Achtung Baby‘s Controversial Album Cover

The Achtung Baby album cover was a significant change for U2 in several ways. The band’s previous three albums all featured mostly two-tone color schemes — black and gold (The Joshua Tree and Rattle And Hum) or maroon and gold (The Unforgettable Fire). And every U2 album from the 1980s featured a single image on the cover.

Achtung Baby featured not one, but a collage of 16 colorful images — each of which, Bono said at the time, was strong enough to be an album cover in its own right. Why the collage? U2’s longtime design guru Steve Averill, answered that question in the book Stealing Hearts At A Traveling Show:

“We all began to realise that no single image is ever going to express the large change that [U2] made in the music and their approach to recording it.”

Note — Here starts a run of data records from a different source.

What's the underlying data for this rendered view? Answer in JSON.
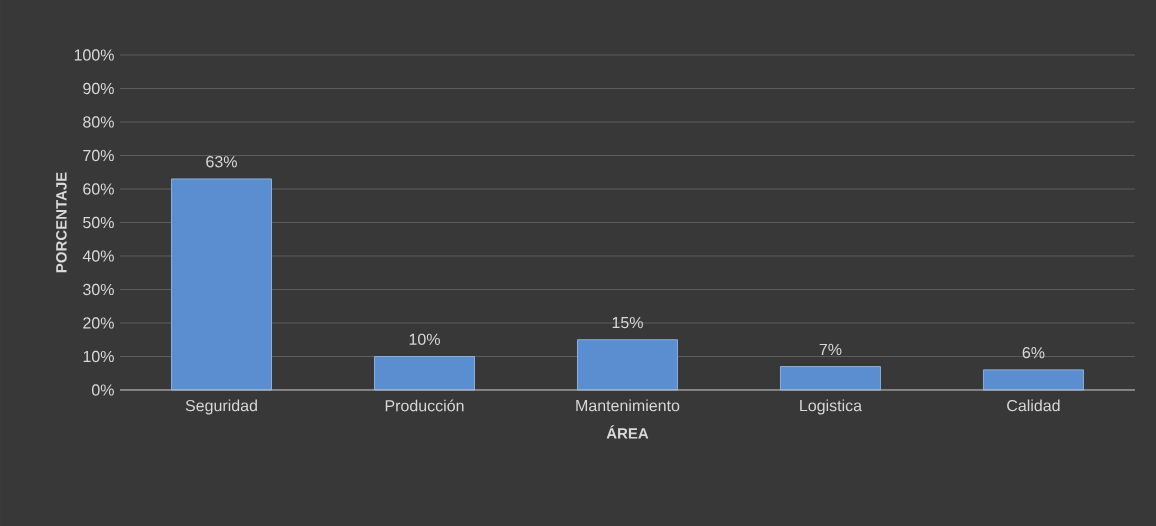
{
  "chart_data": {
    "type": "bar",
    "xlabel": "ÁREA",
    "ylabel": "PORCENTAJE",
    "categories": [
      "Seguridad",
      "Producción",
      "Mantenimiento",
      "Logistica",
      "Calidad"
    ],
    "values": [
      63,
      10,
      15,
      7,
      6
    ],
    "value_labels": [
      "63%",
      "10%",
      "15%",
      "7%",
      "6%"
    ],
    "color": "#5a8ed0",
    "ylim": [
      0,
      100
    ],
    "yticks": [
      {
        "value": 0,
        "label": "0%"
      },
      {
        "value": 10,
        "label": "10%"
      },
      {
        "value": 20,
        "label": "20%"
      },
      {
        "value": 30,
        "label": "30%"
      },
      {
        "value": 40,
        "label": "40%"
      },
      {
        "value": 50,
        "label": "50%"
      },
      {
        "value": 60,
        "label": "60%"
      },
      {
        "value": 70,
        "label": "70%"
      },
      {
        "value": 80,
        "label": "80%"
      },
      {
        "value": 90,
        "label": "90%"
      },
      {
        "value": 100,
        "label": "100%"
      }
    ],
    "grid": "y"
  }
}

In the same book, Bono describes the Achtung Baby cover as “breathtaking” and says it’s “my favorite U2 album sleeve.”

Album Sleeve Controversy

But it wasn’t the main album cover that caused controversy. The back cover of the CD booklet (and also the back of the vinyl album) featured another grid of 16 photos, one of which was a nude photo of Adam Clayton. The photo, like many others, was color-treated in harsh red and blue tones, but there was no hiding Adam’s manhood.

In a 1991 issue of the official U2 fan club magazine, Propaganda (Issue 15), Averill explained that the decision to shoot and include the nude photo had to do with one of the album’s early working titles, which was Adam:

“The idea was that of the very basic progression from the first album of the Boy to Man, making a very simple straightforward statement, a person standing in a very unglamorous way. It wasn’t intended to have any particular sexuality about it, just a statement of where the band are in the most open and ‘naked’ way possible.”

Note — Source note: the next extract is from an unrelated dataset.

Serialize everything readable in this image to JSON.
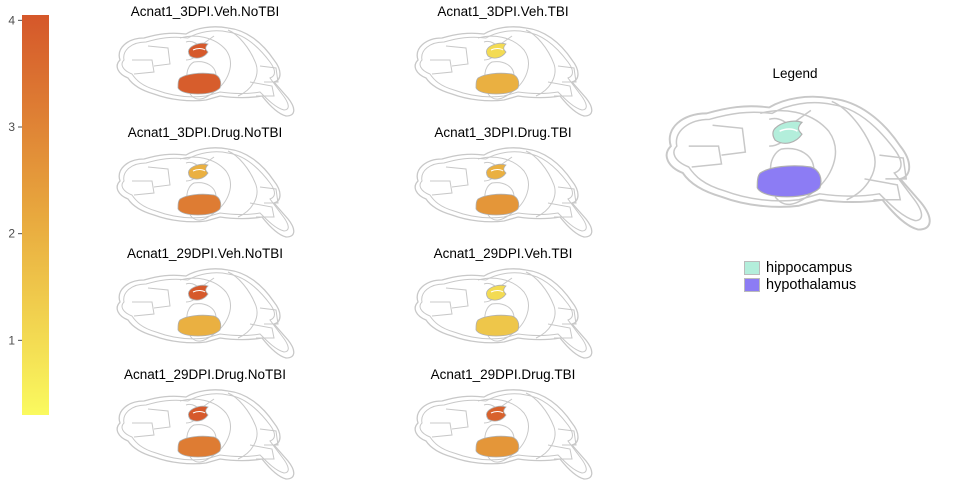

But whatever the band’s intention, some music retailers in North American and other territories threatened to not sell the album because of the full-frontal nudity. Island Records reacted quickly, reprinting the CD and cassette artwork with either a black X or a green shamrock covering Adam’s nudity.

adam-nude-covered-achtung-baby

The relatively small number of vinyl copies that were printed remained untouched, making them — and the CD/cassette versions that featured the original photo — instant collectors’ items.

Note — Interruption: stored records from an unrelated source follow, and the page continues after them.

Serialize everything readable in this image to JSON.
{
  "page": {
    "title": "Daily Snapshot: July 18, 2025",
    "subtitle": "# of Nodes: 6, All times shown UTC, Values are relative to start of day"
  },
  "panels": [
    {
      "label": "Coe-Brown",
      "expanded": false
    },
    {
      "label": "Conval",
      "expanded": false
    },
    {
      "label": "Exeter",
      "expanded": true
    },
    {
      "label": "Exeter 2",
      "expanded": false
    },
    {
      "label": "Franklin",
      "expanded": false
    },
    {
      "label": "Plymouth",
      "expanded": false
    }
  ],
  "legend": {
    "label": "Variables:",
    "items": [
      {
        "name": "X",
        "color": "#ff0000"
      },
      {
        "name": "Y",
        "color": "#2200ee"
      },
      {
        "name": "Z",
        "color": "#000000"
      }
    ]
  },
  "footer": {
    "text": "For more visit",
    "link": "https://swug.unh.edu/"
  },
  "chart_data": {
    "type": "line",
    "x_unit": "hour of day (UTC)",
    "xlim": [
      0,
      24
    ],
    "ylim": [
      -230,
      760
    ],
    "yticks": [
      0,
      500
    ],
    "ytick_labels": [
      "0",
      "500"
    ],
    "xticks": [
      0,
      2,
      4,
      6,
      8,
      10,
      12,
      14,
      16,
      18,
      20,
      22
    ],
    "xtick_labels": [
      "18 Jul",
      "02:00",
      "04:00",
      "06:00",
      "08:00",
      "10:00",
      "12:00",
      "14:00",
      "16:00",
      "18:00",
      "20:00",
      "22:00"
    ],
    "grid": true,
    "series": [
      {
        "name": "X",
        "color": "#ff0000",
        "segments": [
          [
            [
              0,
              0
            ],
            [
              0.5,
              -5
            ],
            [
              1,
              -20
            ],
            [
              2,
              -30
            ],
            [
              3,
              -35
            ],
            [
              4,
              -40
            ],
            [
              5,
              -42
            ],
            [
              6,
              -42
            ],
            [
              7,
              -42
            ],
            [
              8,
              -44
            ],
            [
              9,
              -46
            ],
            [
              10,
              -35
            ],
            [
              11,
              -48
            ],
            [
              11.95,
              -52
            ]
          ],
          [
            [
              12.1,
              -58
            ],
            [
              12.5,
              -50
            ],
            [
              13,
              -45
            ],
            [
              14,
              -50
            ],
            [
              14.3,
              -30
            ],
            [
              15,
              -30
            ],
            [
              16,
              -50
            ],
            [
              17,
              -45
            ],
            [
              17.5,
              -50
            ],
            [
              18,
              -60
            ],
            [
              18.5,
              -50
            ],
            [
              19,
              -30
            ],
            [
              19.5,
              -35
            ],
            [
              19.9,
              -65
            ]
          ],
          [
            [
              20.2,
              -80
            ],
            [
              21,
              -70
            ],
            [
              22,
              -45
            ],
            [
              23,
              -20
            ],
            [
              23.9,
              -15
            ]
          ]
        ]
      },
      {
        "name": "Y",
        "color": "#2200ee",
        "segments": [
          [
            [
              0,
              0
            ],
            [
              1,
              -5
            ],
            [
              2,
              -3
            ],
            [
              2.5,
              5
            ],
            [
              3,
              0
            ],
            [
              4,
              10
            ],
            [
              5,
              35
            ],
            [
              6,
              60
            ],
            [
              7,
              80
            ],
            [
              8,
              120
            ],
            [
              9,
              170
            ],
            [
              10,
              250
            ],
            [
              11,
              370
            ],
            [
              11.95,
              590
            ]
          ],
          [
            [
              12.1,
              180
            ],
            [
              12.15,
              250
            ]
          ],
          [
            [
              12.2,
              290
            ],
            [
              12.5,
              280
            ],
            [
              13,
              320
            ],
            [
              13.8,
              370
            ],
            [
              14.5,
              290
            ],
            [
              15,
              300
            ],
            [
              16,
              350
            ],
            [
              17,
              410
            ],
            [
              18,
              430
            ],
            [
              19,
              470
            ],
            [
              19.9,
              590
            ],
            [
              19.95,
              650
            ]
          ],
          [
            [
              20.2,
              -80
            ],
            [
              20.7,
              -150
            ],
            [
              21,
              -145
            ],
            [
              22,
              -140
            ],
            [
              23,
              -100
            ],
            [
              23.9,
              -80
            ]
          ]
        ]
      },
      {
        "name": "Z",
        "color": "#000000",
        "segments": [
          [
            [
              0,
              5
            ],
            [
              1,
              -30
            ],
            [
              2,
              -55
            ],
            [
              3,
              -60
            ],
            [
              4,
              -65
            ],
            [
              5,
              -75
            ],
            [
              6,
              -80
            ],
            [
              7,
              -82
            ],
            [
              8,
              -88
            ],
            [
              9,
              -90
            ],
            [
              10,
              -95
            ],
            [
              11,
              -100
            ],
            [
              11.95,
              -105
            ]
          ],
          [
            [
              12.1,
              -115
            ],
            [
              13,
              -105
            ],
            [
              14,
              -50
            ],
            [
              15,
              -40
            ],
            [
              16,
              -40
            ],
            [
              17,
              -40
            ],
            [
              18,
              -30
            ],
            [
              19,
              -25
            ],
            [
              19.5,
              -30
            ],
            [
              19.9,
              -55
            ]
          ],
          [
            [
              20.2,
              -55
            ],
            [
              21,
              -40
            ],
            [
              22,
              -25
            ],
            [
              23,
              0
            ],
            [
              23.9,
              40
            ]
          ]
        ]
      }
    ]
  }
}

The idea to shoot a photo of Adam naked, you may not be surprised to learn, was Bono’s. In U2 By U2, Adam explained why the idea appealed to him:

“I felt that, in a permissive society, if one could view a naked female and not suffer any kind of inhibition, then one should be able to look at a male body in exactly the same way. I knew there might be repercussions but this was a one-shot opportunity for me. This was the right record for such an expression.”